Elim telefona gitti; sosyal medyaya daldım çünkü sahadaki oyunun heyecanı beni
çoktan terk etmişti. Derken, hakeme yönelik abartılı itirazlar iyice canımı
sıktı. İçimden, “Bir haftadır beklediğim derbi bu muymuş?” diye geçirdim.

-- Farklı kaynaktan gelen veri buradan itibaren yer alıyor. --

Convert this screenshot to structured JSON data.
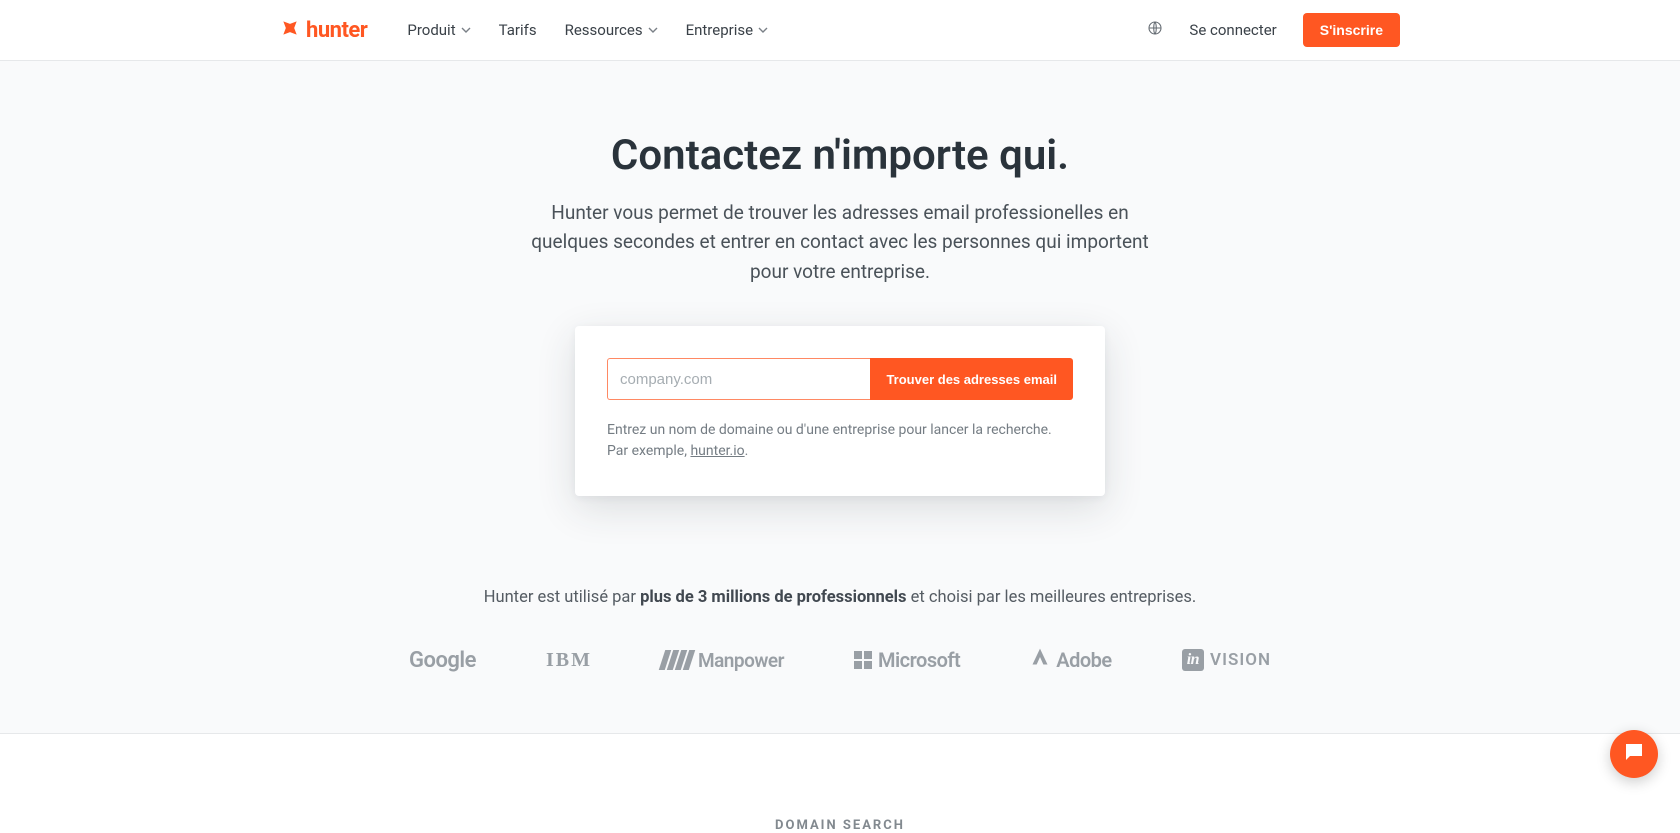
{
  "brand": {
    "name": "hunter"
  },
  "nav": {
    "items": [
      {
        "label": "Produit",
        "dropdown": true
      },
      {
        "label": "Tarifs",
        "dropdown": false
      },
      {
        "label": "Ressources",
        "dropdown": true
      },
      {
        "label": "Entreprise",
        "dropdown": true
      }
    ],
    "login": "Se connecter",
    "signup": "S'inscrire"
  },
  "hero": {
    "title": "Contactez n'importe qui.",
    "subtitle": "Hunter vous permet de trouver les adresses email professionelles en quelques secondes et entrer en contact avec les personnes qui importent pour votre entreprise."
  },
  "search": {
    "placeholder": "company.com",
    "button": "Trouver des adresses email",
    "hint_prefix": "Entrez un nom de domaine ou d'une entreprise pour lancer la recherche. Par exemple, ",
    "hint_link": "hunter.io",
    "hint_suffix": "."
  },
  "social": {
    "text_before": "Hunter est utilisé par ",
    "text_strong": "plus de 3 millions de professionnels",
    "text_after": " et choisi par les meilleures entreprises.",
    "brands": {
      "google": "Google",
      "ibm": "IBM",
      "manpower": "Manpower",
      "microsoft": "Microsoft",
      "adobe": "Adobe",
      "invision": "VISION",
      "invision_prefix": "in"
    }
  },
  "section": {
    "domain_search": "DOMAIN SEARCH"
  },
  "colors": {
    "accent": "#ff5722"
  }
}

Fenerbahçe’nin atakları diri ve kararlıydı. Sow’un 24. dakikada attığı gol, zarif olduğu kadar kaçınılmazdı. Golcü dediğin böyle olur; fırsatı görünce affetmez. O an, içime bir sıkıntı çöktü: “Bari mağlubiyet olmasın, berabere kalsak yeter,” dedim kendi kendime. Bazen Kara Kartal, geriye düşse de o maçı alabileceğine dair insana umut verir. Bu gece öyle bir gece değildi. Takımda o inancı göremedim.

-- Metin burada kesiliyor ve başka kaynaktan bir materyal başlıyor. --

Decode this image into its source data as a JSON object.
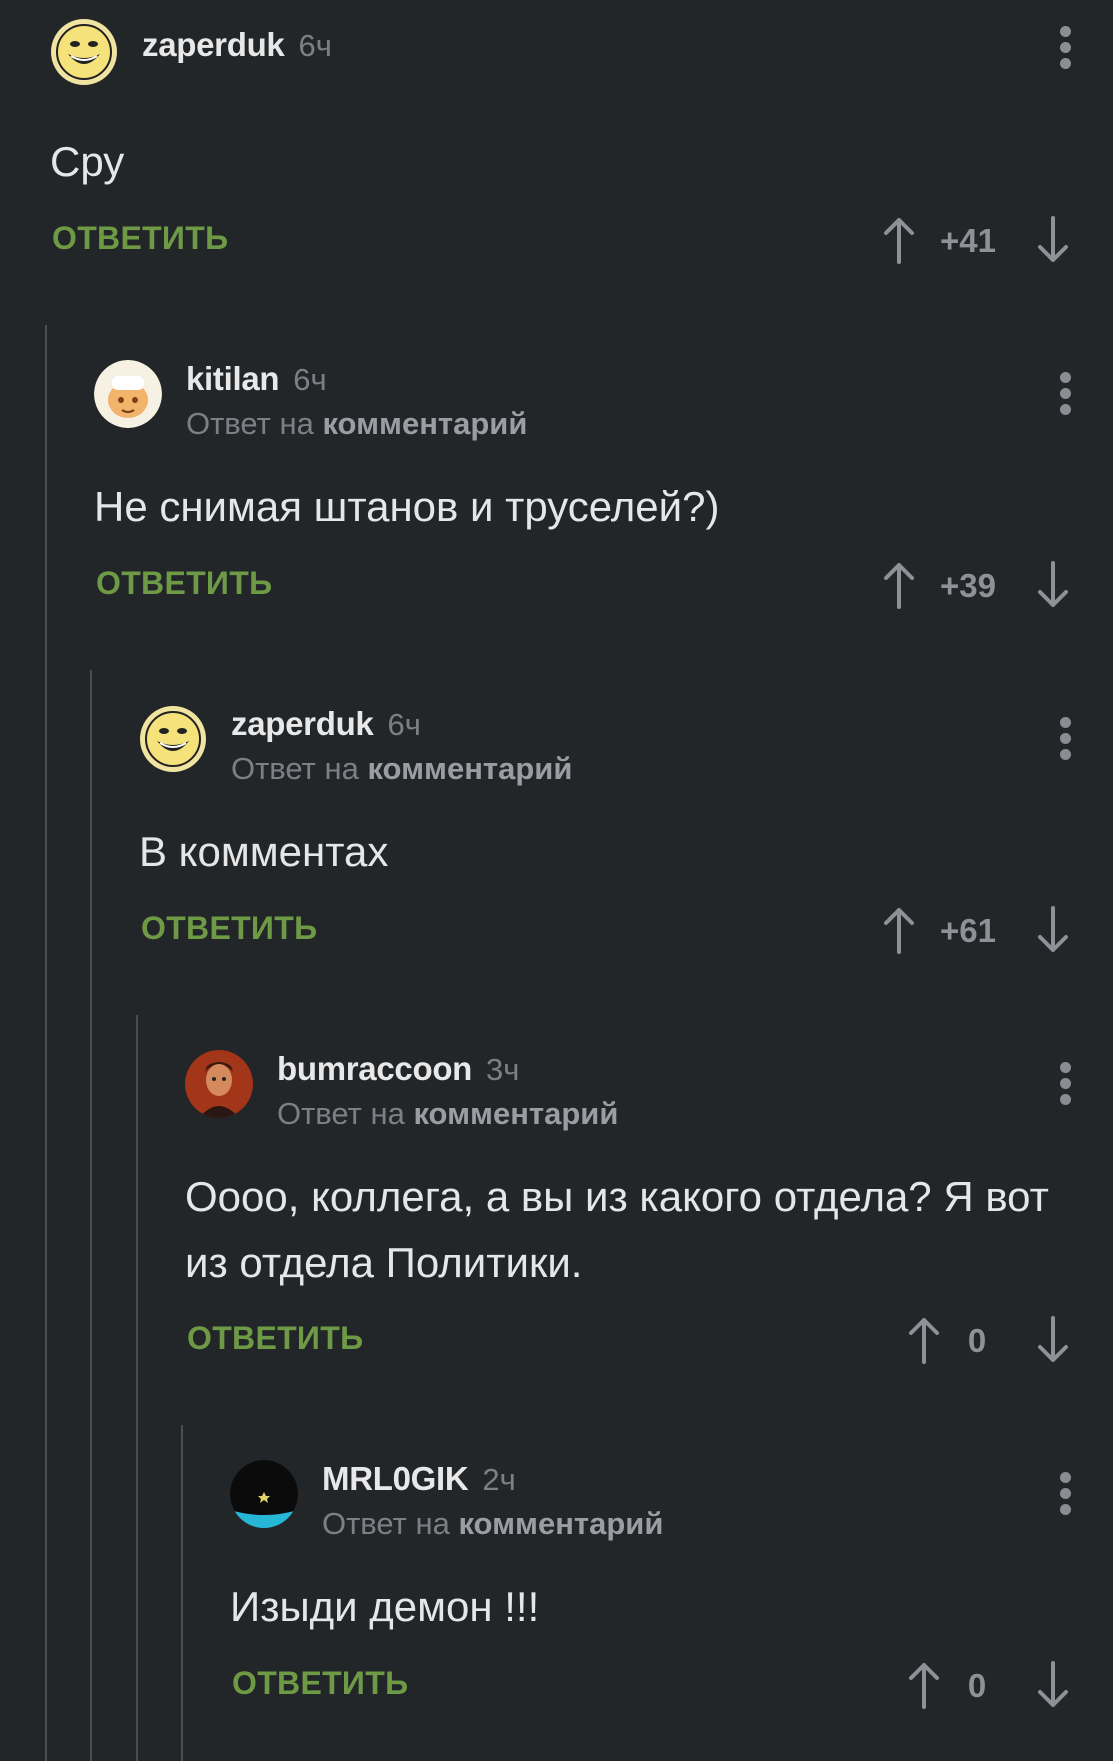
{
  "thread": {
    "reply_label": "ОТВЕТИТЬ",
    "reply_to_prefix": "Ответ на",
    "reply_to_target": "комментарий"
  },
  "comments": [
    {
      "username": "zaperduk",
      "time": "6ч",
      "text": "Сру",
      "score": "+41",
      "avatar": "troll-face-avatar"
    },
    {
      "username": "kitilan",
      "time": "6ч",
      "text": "Не снимая штанов и труселей?)",
      "score": "+39",
      "avatar": "cartoon-avatar"
    },
    {
      "username": "zaperduk",
      "time": "6ч",
      "text": "В комментах",
      "score": "+61",
      "avatar": "troll-face-avatar"
    },
    {
      "username": "bumraccoon",
      "time": "3ч",
      "text": "Оооо, коллега, а вы из какого отдела? Я вот из отдела Политики.",
      "score": "0",
      "avatar": "photo-avatar"
    },
    {
      "username": "MRL0GIK",
      "time": "2ч",
      "text": "Изыди демон !!!",
      "score": "0",
      "avatar": "dark-avatar"
    }
  ],
  "colors": {
    "background": "#232629",
    "reply_green": "#6e9a46",
    "meta_gray": "#7c8085",
    "thread_line": "#4a4e52"
  }
}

Dany, geçen haftaki Galatasaray maçında yaptığı hatayı unutmuş gibiydi; bu sevindiriciydi. Atiba, her zamanki gibi fırtına gibi bir oyun beklediğim ama bu kez sönük kalan isimdi. Franco'yu pek takip edemedim ama çok da gol yemediğimize göre görevini yaptı diyebiliriz. Motta ise gecenin kahramanıydı; sahada her metreye emek verdi ve 44. dakikada attığı golle takımı ipten aldı. Ne yazık ki ikinci yarıda gördüğü kırmızı kart, onun gecesini gölgeledi.
Gökhan bir kez daha
sağ kanadı zorladı, bildik ataklarını yaptı ama bu kez şansı yaver gitmedi;
rakibin adı Fenerbahçe olunca işler kolay olmuyor. Veli çalışkandı ama oyunun
kaderini değiştirecek dokunuşlardan uzaktı. Jones her zamanki gibi sağlam,
disiplinli; Olcay ise yine takımın dinamosuydu. Almeida’dan gol bekliyorduk;
olmadı. O zaman o klasik hayıflanmayı dillendirmeden edemiyoruz: “Seni onuncu
sıradaki takıma gol atasın diye mi aldık?”

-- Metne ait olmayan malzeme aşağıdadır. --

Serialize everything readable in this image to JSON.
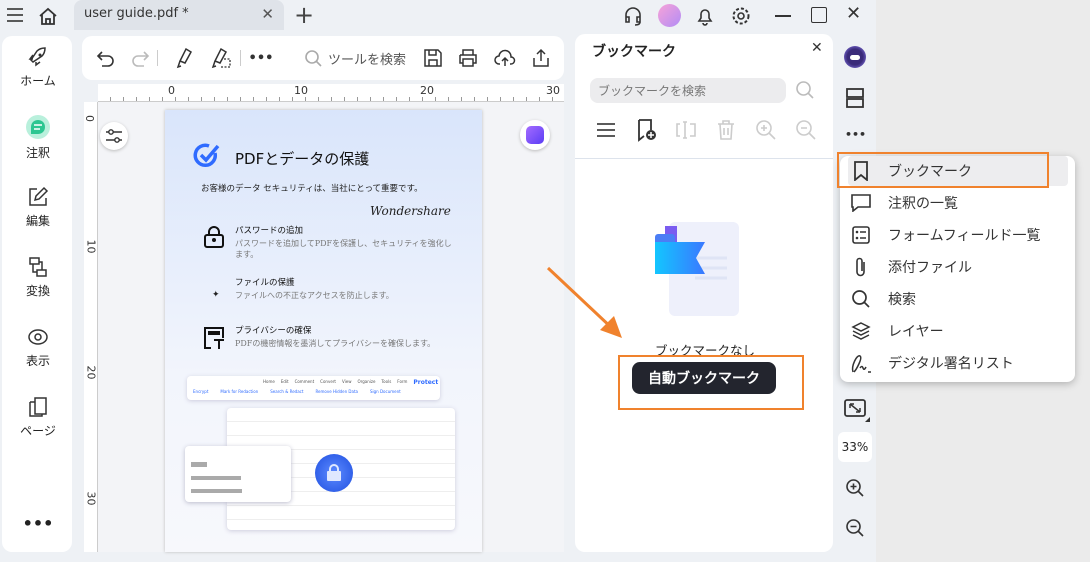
{
  "titlebar": {
    "tab_title": "user guide.pdf *"
  },
  "sidebar": {
    "items": [
      {
        "label": "ホーム"
      },
      {
        "label": "注釈"
      },
      {
        "label": "編集"
      },
      {
        "label": "変換"
      },
      {
        "label": "表示"
      },
      {
        "label": "ページ"
      }
    ]
  },
  "toolbar": {
    "search_placeholder": "ツールを検索"
  },
  "ruler": {
    "h_ticks": [
      "0",
      "10",
      "20",
      "30"
    ],
    "v_ticks": [
      "0",
      "10",
      "20",
      "30"
    ]
  },
  "document": {
    "title": "PDFとデータの保護",
    "subtitle": "お客様のデータ セキュリティは、当社にとって重要です。",
    "brand": "Wondershare",
    "features": [
      {
        "title": "パスワードの追加",
        "desc": "パスワードを追加してPDFを保護し、セキュリティを強化します。"
      },
      {
        "title": "ファイルの保護",
        "desc": "ファイルへの不正なアクセスを防止します。"
      },
      {
        "title": "プライバシーの確保",
        "desc": "PDFの機密情報を墨消してプライバシーを確保します。"
      }
    ],
    "mini_tabs": [
      "Home",
      "Edit",
      "Comment",
      "Convert",
      "View",
      "Organize",
      "Tools",
      "Form",
      "Protect"
    ],
    "mini_tools": [
      "Encrypt",
      "Mark for Redaction",
      "Search & Redact",
      "Remove Hidden Data",
      "Sign Document"
    ]
  },
  "bookmark_panel": {
    "title": "ブックマーク",
    "search_placeholder": "ブックマークを検索",
    "empty_text": "ブックマークなし",
    "auto_button": "自動ブックマーク"
  },
  "right_rail": {
    "zoom": "33%"
  },
  "menu": {
    "items": [
      {
        "label": "ブックマーク"
      },
      {
        "label": "注釈の一覧"
      },
      {
        "label": "フォームフィールド一覧"
      },
      {
        "label": "添付ファイル"
      },
      {
        "label": "検索"
      },
      {
        "label": "レイヤー"
      },
      {
        "label": "デジタル署名リスト"
      }
    ]
  },
  "colors": {
    "accent": "#f0822d",
    "dark_button": "#23252e",
    "protect_blue": "#2f6bff"
  }
}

Son beş dakikada iki takım da gol ister gibi göründü ama sanki beraberlik çoktan uzlaşılmış bir sonuçtu. Oyun bittiğinde, iki takım da rahatlamış gibiydi; seyirci ise derbi ruhunu sahada bulamamanın burukluğunu yaşadı. Çünkü derbi dediğin, hesapsız, kitapsız, kazanmak için oynanır. Aksi halde, bu maçların adı derbi olmaz.
İki kırmızı kart
gördük o gece. İsmail’in yaptığı akıl alır gibi değildi; oyuna sonradan girip
kısa sürede iki sarı kart ve ardından kırmızı kart görmek... Hakem kararları
bence makuldü. Fenerbahçeli oyuncuların son dakikalarda hakemin verdiği serbest
vuruş kararını adil bulmayıp topu dışarı atması ise gecenin centilmenlik notu
oldu.
Sonuç mu? Heyecansız,
planlanmış gibi duran bir beraberlik. Belki “Neden Fenerbahçe’yi yenemedin?”
demek anlamlı olmaz. Ama “Neden kazanmak için oynamadın?” diye sormak her
Beşiktaşlının hakkıdır, öyle değil mi?
Stadyum: Atatürk Olimpiyat Stadyumu.